API Concepts

The shapes and rhythms of the Fluenta API.

Read this once and the rest of the reference becomes obvious. Six concepts: response envelope, pagination, credits, X-Ray lifecycle, retries, and architecture.

Response envelope

Every JSON response wraps its payload in a consistent envelope. Successful calls always carry success: true and a typed data field. List endpoints return data as an array; single-resource endpoints return it as an object.

// 200 OK — list shape
{
  "success": true,
  "data": [
    { "id": "...", "title": "...", "ideas_count": 42, ... }
  ]
}

// 200 OK — single shape
{
  "success": true,
  "data": { "id": "...", "status": "complete", "result": {...} }
}

Errors flip success to false and replace data with an error object. Always branch on the HTTP status code first; the envelope is for human-readable detail.

// 402 Payment Required — out of credits
{
  "success": false,
  "error": {
    "code": "credits_exhausted",
    "message": "API key has insufficient credits. 1,200 / 2,000 required."
  }
}

Note: The exact error envelope shape is finalizing — field names like code and message may shift before v1.0. Always check success and the HTTP status before inspecting nested fields.

Pagination

List endpoints accept two query parameters: page (1-indexed) and per_page. Defaults are sensible; hard caps prevent runaway queries.

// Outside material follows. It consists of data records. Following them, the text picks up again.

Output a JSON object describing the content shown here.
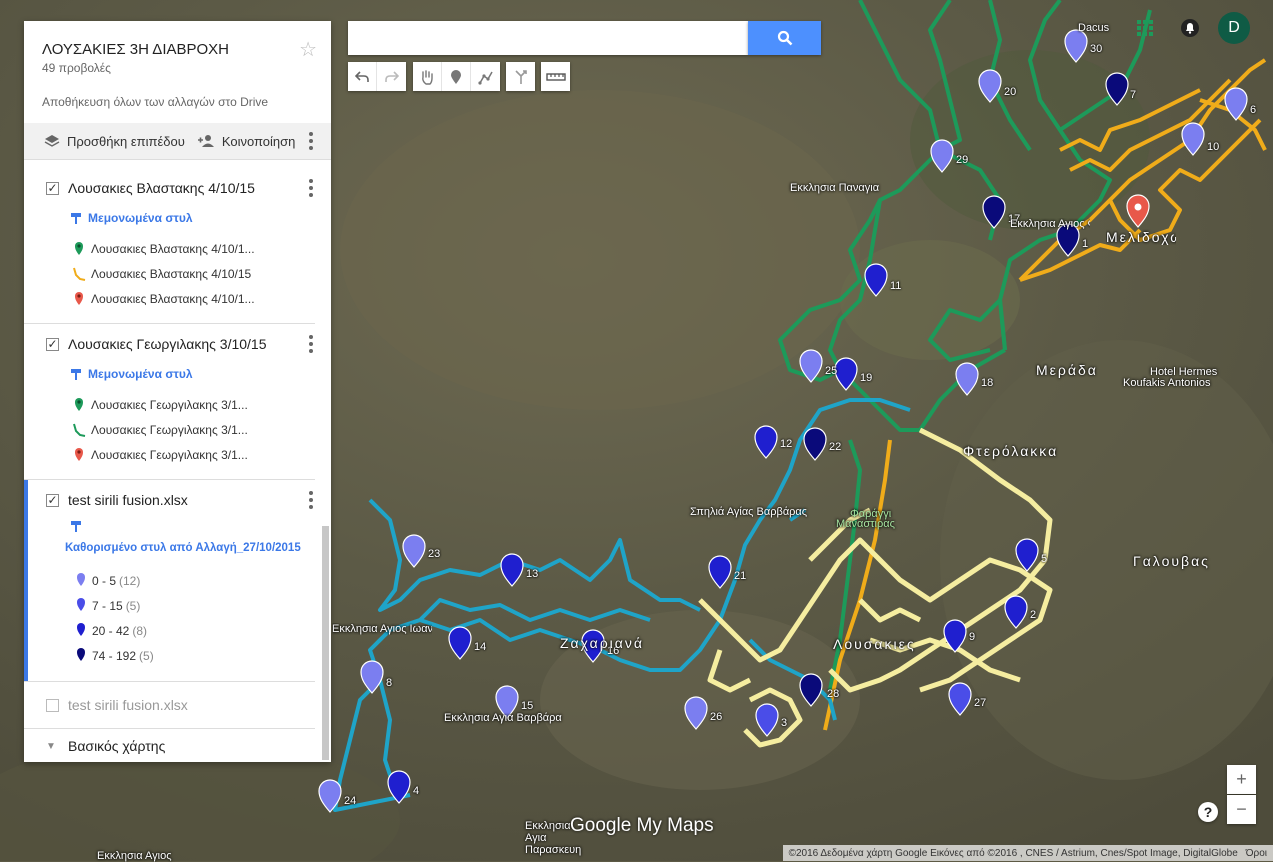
{
  "map": {
    "labels": {
      "ekklisia_panagia": "Εκκλησια Παναγια",
      "ekklisia_agios_fanourios": "Εκκλησια Αγιος Φανουριος",
      "melidochori": "Μελιδοχωρι",
      "merada": "Μεράδα",
      "hotel": "Hotel Hermes",
      "hotel2": "Koufakis Antonios",
      "fterolakka": "Φτερόλακκα",
      "spilia": "Σπηλιά Αγίας Βαρβάρας",
      "faragi": "Φαράγγι",
      "faragi2": "Μαναστιρας",
      "galouvas": "Γαλουβας",
      "lousakies": "Λουσακιες",
      "zachariana": "Ζαχαριανά",
      "agios_ioannis": "Εκκλησια Αγιος Ιωαννης",
      "agia_varvara": "Εκκλησια Αγια Βαρβάρα",
      "paraskevi": "Εκκλησια Αγια Παρασκευη",
      "agios_bottom": "Εκκλησια Αγιος",
      "dacus": "Dacus"
    },
    "pin_labels": [
      "30",
      "7",
      "20",
      "6",
      "10",
      "29",
      "17",
      "1",
      "11",
      "25",
      "19",
      "18",
      "12",
      "22",
      "21",
      "23",
      "13",
      "14",
      "16",
      "8",
      "15",
      "26",
      "3",
      "28",
      "9",
      "27",
      "2",
      "5",
      "24",
      "4"
    ]
  },
  "search": {
    "placeholder": ""
  },
  "panel": {
    "title": "ΛΟΥΣΑΚΙΕΣ 3Η ΔΙΑΒΡΟΧΗ",
    "views": "49 προβολές",
    "saved": "Αποθήκευση όλων των αλλαγών στο Drive",
    "add_layer": "Προσθήκη επιπέδου",
    "share": "Κοινοποίηση",
    "layers": [
      {
        "name": "Λουσακιες Βλαστακης 4/10/15",
        "style": "Μεμονωμένα στυλ",
        "items": [
          "Λουσακιες Βλαστακης 4/10/1...",
          "Λουσακιες Βλαστακης 4/10/15",
          "Λουσακιες Βλαστακης 4/10/1..."
        ]
      },
      {
        "name": "Λουσακιες Γεωργιλακης 3/10/15",
        "style": "Μεμονωμένα στυλ",
        "items": [
          "Λουσακιες Γεωργιλακης 3/1...",
          "Λουσακιες Γεωργιλακης 3/1...",
          "Λουσακιες Γεωργιλακης 3/1..."
        ]
      },
      {
        "name": "test sirili fusion.xlsx",
        "style": "Καθορισμένο στυλ από Αλλαγή_27/10/2015",
        "legend": [
          {
            "range": "0 - 5",
            "count": "(12)",
            "color": "#7b7ef0"
          },
          {
            "range": "7 - 15",
            "count": "(5)",
            "color": "#4a4de8"
          },
          {
            "range": "20 - 42",
            "count": "(8)",
            "color": "#1f1fcf"
          },
          {
            "range": "74 - 192",
            "count": "(5)",
            "color": "#0a0a7a"
          }
        ]
      }
    ],
    "unchecked_layer": "test sirili fusion.xlsx",
    "basemap": "Βασικός χάρτης"
  },
  "brand": {
    "logo": "Google My Maps",
    "avatar": "D"
  },
  "copyright": "©2016 Δεδομένα χάρτη Google Εικόνες από ©2016 , CNES / Astrium, Cnes/Spot Image, DigitalGlobe",
  "terms": "Όροι",
  "zoom": {
    "in": "+",
    "out": "−"
  }
}
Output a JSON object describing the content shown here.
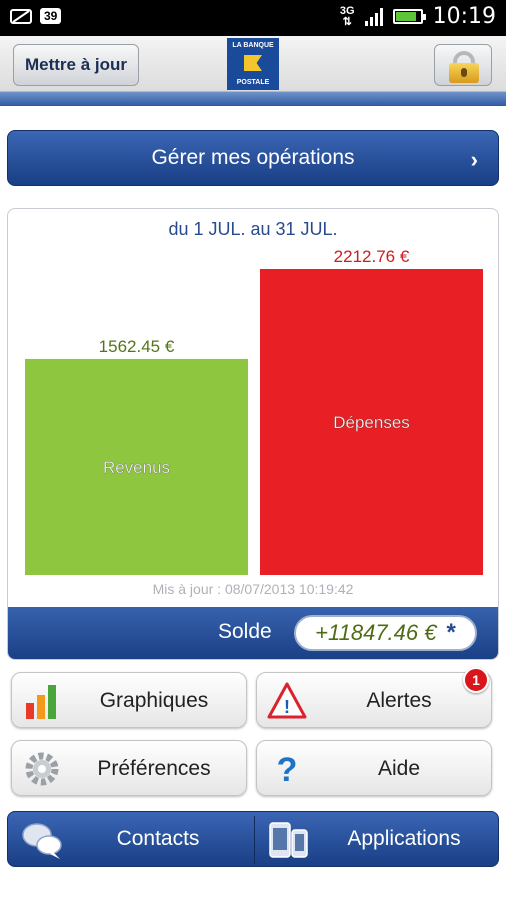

GET /api/v1/ext/idea-analyses?page=2&per_page=50

Iterate by incrementing page until you receive an empty data array. Cursor-based pagination is on the roadmap for endpoints with large result sets.

Credits & usage

Reads are unlimited. Writes that trigger compute — today, only POST /idea-analyses (the paid X-Ray run) — debit credits from the key’s account.

  • 2,000 credits per X-Ray run.
  • Free tier includes 2,000 credits at sign-up — one full run, no card required.
  • The fluenta_idea_x-ray_sandbox MCP tool is free — useful as a reconnaissance pass before committing credits.
  • Check current balance with GET /api/v1/ext/usage.
  • When credits run out, write endpoints return 402 with error.code = credits_exhausted. Read endpoints continue to work.

X-Ray async lifecycle

X-Ray runs are asynchronous because they execute 25 live integrations end-to-end — expect ~20 minutes of wall-clock time per run, varying with load. The lifecycle is three steps:

  1. Submit. POST /idea-analyses returns 201 with the run id and an initial status. Credits are debited at submission.
  2. Poll. GET /idea-analyses/{id}/progress every 30–60s. Returns progress 0–100 and status.
  3. Fetch. Once status is complete, GET /idea-analyses/{id} returns the full structured result.
X-Ray submission → polling → result fetch.

Webhook delivery for X-Ray completion is planned — it will replace the polling loop with a single push. Until then, polling is the only pattern.

Retries & idempotency

Treat HTTP semantics as the source of truth:

  • GET endpoints are always safe to retry. No side effects.
  • DELETE endpoints (e.g. removing a bookmark) are idempotent — a second call returns the same final state.
  • POST endpoints may have side effects. Retry only on 5xx and 429. Never retry on 4xx other than 429.
  • For 429, honour the Retry-After header. Implement exponential backoff with jitter starting at 1s, capping at 60s.

Idempotency-Key header support is on the roadmap for POST /idea-analyses so duplicate submits never double-charge credits. Until then, dedupe client-side.

System architecture

Two surfaces — REST and Remote MCP — share one auth, one rate-limit layer, and one core. Whichever surface your client speaks, the same Bearer key, the same scopes, and the same credits apply.

Two surfaces, one core, 25 live integrations.